I guess if you've been mostly in the same place, your comfort foods change as you meet new people or try new dishes or revive old ones. You have the ones you grew up with, maybe mom's mac and cheese with buttered crumbs (this one seems to loom large in many people's gastronomic memories, though it's not something I grew up with), or lasagne, or ridiculously-shaped semi-burned hamburgers with drippy melted cheese on a bun that falls apart (again, extrapolating, not much of a meat eater).
And if you move around, you might have different comfort foods that make you smile depending on where you've been. The first time I remember reinventing a comfort food was during the six months I spend in Central America in the early 90s. It seemed like every time I moved to a new place, illness would strike. It is worth noting that I do not have a stomach made of gossamer fabric and delicate lace, but the different fauna wreaked havoc with my digestive system on more than one occasion on that trip, and at least one time it was my fault for drinking an ancient, putrid, dusty can of diet pepsi on the Mexico-Guatemala border in a room at a brothel that the proprietors let me and my friend Debbie have, where the door went neither all the way to the ceiling nor all the way to the floor.
But I digress.
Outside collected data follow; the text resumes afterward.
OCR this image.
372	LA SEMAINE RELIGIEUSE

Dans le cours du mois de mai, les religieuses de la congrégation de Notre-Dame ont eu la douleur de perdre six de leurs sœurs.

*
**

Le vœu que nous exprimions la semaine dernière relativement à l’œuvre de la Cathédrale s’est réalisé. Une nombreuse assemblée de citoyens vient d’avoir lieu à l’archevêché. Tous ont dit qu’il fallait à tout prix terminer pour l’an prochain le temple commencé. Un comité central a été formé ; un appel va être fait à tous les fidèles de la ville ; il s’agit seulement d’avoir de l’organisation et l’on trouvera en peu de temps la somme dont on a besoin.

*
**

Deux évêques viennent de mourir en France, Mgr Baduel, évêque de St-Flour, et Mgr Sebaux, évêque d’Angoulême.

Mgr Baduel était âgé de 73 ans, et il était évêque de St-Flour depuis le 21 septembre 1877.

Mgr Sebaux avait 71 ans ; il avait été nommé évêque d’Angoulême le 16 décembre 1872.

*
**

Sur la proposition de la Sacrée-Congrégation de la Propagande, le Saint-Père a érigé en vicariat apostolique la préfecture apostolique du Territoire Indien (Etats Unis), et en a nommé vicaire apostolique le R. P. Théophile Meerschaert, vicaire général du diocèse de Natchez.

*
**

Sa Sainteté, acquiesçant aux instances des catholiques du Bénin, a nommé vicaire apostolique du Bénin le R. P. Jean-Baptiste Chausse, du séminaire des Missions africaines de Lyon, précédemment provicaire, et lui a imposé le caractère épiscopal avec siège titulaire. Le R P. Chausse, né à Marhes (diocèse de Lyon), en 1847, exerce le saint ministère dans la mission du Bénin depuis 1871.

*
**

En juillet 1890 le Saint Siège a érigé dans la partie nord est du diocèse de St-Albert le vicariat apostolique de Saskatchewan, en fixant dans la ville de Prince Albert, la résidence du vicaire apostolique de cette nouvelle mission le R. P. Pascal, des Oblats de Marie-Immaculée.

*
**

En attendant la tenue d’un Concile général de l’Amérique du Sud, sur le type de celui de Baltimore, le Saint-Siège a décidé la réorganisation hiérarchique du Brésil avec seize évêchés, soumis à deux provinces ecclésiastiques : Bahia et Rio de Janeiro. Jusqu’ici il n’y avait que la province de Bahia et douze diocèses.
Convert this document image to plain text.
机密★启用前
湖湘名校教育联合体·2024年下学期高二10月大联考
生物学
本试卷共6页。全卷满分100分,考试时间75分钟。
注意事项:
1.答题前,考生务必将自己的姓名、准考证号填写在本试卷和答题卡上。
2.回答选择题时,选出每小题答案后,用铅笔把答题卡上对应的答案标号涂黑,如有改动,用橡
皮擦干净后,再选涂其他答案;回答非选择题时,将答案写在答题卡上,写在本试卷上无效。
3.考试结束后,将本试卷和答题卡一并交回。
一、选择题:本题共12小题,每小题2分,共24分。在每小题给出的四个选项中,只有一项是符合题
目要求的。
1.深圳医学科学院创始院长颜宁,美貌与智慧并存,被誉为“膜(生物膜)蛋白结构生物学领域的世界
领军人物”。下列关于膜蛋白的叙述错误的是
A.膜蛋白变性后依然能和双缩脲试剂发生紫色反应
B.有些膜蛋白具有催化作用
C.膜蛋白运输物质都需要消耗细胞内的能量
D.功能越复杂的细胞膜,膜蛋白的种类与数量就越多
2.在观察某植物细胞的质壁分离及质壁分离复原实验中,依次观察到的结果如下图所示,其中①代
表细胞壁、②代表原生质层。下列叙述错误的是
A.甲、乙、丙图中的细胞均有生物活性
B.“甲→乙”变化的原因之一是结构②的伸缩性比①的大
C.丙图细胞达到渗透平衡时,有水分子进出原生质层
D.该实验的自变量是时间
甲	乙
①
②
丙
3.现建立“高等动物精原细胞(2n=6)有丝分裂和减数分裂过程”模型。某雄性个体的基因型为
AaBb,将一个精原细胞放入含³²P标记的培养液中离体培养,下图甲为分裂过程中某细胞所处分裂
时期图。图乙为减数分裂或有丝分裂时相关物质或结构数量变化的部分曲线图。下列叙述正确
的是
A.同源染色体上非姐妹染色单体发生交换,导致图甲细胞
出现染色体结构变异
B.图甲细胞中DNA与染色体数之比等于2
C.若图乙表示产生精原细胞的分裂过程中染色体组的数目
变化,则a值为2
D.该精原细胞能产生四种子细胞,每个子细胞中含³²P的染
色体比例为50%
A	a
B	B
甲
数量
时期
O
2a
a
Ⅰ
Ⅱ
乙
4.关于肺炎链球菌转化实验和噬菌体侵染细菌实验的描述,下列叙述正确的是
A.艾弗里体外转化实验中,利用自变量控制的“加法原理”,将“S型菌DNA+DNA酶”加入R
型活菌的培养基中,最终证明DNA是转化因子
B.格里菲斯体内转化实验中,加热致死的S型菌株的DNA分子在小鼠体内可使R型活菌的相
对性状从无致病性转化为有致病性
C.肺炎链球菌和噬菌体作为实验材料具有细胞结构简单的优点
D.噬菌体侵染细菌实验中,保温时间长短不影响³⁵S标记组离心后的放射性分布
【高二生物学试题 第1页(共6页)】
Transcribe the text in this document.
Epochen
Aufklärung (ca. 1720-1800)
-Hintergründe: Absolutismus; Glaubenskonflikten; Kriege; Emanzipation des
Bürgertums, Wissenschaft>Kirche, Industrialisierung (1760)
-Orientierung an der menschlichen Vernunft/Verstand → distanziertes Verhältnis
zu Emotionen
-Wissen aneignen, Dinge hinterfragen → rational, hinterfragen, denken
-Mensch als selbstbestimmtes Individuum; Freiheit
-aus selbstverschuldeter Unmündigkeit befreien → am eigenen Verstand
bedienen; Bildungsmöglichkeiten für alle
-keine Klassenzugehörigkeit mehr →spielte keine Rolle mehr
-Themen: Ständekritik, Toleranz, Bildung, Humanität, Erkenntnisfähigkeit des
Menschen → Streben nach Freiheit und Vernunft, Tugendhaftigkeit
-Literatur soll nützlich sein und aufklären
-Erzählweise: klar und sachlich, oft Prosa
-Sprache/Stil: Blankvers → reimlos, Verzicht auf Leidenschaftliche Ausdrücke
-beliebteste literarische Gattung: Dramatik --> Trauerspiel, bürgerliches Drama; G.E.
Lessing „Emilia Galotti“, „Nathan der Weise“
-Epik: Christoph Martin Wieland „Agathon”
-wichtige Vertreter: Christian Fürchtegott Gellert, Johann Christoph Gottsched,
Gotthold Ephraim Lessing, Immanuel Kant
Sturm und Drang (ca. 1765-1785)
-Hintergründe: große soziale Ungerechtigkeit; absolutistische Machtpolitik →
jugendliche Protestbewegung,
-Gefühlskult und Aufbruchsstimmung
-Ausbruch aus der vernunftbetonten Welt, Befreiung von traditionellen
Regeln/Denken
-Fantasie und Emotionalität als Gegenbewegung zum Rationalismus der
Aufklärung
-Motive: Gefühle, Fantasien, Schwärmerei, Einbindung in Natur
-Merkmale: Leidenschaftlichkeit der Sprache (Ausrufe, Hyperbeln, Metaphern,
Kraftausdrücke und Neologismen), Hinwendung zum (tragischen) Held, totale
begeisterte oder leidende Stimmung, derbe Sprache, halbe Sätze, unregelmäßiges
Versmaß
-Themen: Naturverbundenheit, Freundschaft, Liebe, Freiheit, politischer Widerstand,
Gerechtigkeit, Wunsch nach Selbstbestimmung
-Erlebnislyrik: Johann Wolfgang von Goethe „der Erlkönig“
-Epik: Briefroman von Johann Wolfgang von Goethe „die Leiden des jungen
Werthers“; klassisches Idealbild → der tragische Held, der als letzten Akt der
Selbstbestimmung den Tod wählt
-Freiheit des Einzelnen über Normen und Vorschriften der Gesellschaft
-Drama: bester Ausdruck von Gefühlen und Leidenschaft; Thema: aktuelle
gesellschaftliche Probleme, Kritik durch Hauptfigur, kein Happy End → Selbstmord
On that trip, I developed a bit of a fear unpredictable tummy issues, and a tremendous love for oranges (which I had never eaten much of before) and sleeves of saltine crackers spread with refried beans. I think I ate this nutritious never-fail combination dozens of times, and never got sick. To this day, I can buy some saltines (called "american" crackers here) and whip up (or buy) some refried beans and call it a meal.
You would think that comfort foods would be set in stone from childhood, but from what I can see from putting myself under the microscope, that's not necessarily the case. How about you? What's a comfort food you've developed for yourself, or that's come to you late in life, as a product of traveling or meeting new people or moving or marriage or whathaveyou?